By Henry Brefo
My journey towards African literature began with; Homer, Shakespeare Kipling, Conrad, Hemingway and Naipaul. From their works, I found disturbing depictions of Africa and African people. Yet in fitting with the hegemonic cultural trends of my age, I doggedly charted along the English literary canons, hoping to earn the mark of a literary esthete. I learnt of the magnificence of Greek civilisation; arts, politics and science, perused the brilliance and fragility of the Roman Empire and pathologically admired the ‘civilised’ callousness of western powers, especially in the fervent days of colonialism. Contrary to my own lived experiences, I still considered Africa as a ‘dark continent’. However, a fortuitous encounter with Achebe’s Things Fall Apart changed my perception of Africa.
Things Fall Apart opened up to me a distant chapter in Africa’s historical memory. In the elegance and eloquence of rich proverbs, Achebe initiated me into Africa’s ancient philosophical traditions and civilizational values. It also brought to the fore a world civilised in its human relations, regale in customs and reverent to the sacred. After Things Fall Apart I thirst for more of what Africa could offer in the form of literature. I washed down the remaining works of Achebe’s trilogy with restless dissatisfaction; No Longer at Ease and Arrow of God. I swiftly proceeded onto the works of other splendid writers of African literature; Ngũgĩ wa Thiong’o, Tsitsi Dangarembga, Flora Nwapa, Bessie Head and Buchi Emecheta.
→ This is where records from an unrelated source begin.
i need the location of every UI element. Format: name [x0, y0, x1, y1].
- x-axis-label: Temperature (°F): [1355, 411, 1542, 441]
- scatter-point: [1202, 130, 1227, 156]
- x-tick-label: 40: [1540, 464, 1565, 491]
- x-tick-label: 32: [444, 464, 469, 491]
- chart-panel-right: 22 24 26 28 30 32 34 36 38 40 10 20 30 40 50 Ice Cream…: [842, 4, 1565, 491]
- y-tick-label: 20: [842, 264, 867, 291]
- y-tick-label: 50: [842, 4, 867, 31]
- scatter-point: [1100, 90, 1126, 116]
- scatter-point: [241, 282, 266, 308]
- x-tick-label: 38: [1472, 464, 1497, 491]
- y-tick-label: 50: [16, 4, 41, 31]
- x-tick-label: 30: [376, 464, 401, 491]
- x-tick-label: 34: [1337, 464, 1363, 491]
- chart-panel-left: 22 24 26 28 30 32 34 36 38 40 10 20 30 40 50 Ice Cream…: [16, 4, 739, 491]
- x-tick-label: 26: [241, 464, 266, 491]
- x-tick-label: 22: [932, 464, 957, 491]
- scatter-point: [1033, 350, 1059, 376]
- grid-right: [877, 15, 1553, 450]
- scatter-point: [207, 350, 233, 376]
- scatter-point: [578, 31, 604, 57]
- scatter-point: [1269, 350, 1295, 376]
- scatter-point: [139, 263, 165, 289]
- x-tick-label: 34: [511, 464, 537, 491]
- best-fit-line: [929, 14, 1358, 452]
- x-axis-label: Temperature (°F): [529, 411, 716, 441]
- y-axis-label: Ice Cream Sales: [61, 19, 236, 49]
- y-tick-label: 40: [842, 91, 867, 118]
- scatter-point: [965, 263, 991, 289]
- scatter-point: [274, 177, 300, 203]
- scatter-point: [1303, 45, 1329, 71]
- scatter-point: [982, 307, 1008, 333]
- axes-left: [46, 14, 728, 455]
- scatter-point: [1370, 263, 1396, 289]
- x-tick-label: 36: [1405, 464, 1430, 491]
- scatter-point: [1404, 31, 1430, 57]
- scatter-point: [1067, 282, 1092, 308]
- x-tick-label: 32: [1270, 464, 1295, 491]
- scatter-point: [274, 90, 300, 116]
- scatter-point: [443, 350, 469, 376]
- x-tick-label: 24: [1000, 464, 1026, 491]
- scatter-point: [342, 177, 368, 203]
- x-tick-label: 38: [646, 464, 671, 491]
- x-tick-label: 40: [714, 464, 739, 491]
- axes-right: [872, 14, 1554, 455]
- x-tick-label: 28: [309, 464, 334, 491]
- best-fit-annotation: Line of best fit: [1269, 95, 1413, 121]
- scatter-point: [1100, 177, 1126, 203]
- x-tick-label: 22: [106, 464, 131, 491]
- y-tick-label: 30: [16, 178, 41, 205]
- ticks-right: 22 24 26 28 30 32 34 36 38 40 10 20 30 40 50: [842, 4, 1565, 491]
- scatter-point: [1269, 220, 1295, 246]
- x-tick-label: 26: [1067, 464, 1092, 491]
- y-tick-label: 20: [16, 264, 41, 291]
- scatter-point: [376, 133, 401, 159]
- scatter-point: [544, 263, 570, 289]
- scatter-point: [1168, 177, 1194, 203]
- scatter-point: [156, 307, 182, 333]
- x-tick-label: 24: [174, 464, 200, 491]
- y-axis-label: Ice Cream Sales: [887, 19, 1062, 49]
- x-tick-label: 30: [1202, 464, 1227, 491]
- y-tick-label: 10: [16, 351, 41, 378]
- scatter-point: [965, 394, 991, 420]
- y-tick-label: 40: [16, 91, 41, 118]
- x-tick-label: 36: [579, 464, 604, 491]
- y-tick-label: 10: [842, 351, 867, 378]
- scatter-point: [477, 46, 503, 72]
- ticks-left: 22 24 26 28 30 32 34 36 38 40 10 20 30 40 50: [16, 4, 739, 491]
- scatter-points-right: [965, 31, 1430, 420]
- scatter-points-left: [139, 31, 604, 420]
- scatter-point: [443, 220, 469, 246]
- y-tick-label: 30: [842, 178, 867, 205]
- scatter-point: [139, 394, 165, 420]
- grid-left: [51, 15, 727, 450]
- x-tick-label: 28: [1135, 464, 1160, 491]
Nevertheless, it was in my early twenties that I discovered that interred in the unbridled lyricism, obscene wit and elegant proses of African literature laid a rich cultural heritage of being and belonging. The twenties was truly a precarious juncture in my life. It was also the age of consciousness. For instance, the question ‘who am I’ rapidly sieved into my consciousness in search of some existential or profound truth. Through the recommendation of a friend I found myself in the company of an extraordinary writer, who gave prominence to the individual self as oppose to the social self. In the evocative works of Marechera Dambudzo (The House of Hunger, Scrapiron, and Mind Blast), along with its visceral cries of dissent often expressed through a disquieting stream of consciousness, I was instructed to embrace my difference and not to completely surrender myself to presiding social norms and expectations.
In a similar vein, the constellation of emerging and contemporary African writers that constitute ‘the new writing genre’; e.g. Chimamanda Adichie, Tendai Huchu, Binyivanga Wainaina, Chinelo Okparanta and Alain Mabanckou reinforced my sense of individuality. Their efforts to tell the story of African people with true grit and plucky imagination inspired me to critically examine negative notions and deplorable depictions of Africa. For in their stories, I found the African humanised and his/ her experiences dignified.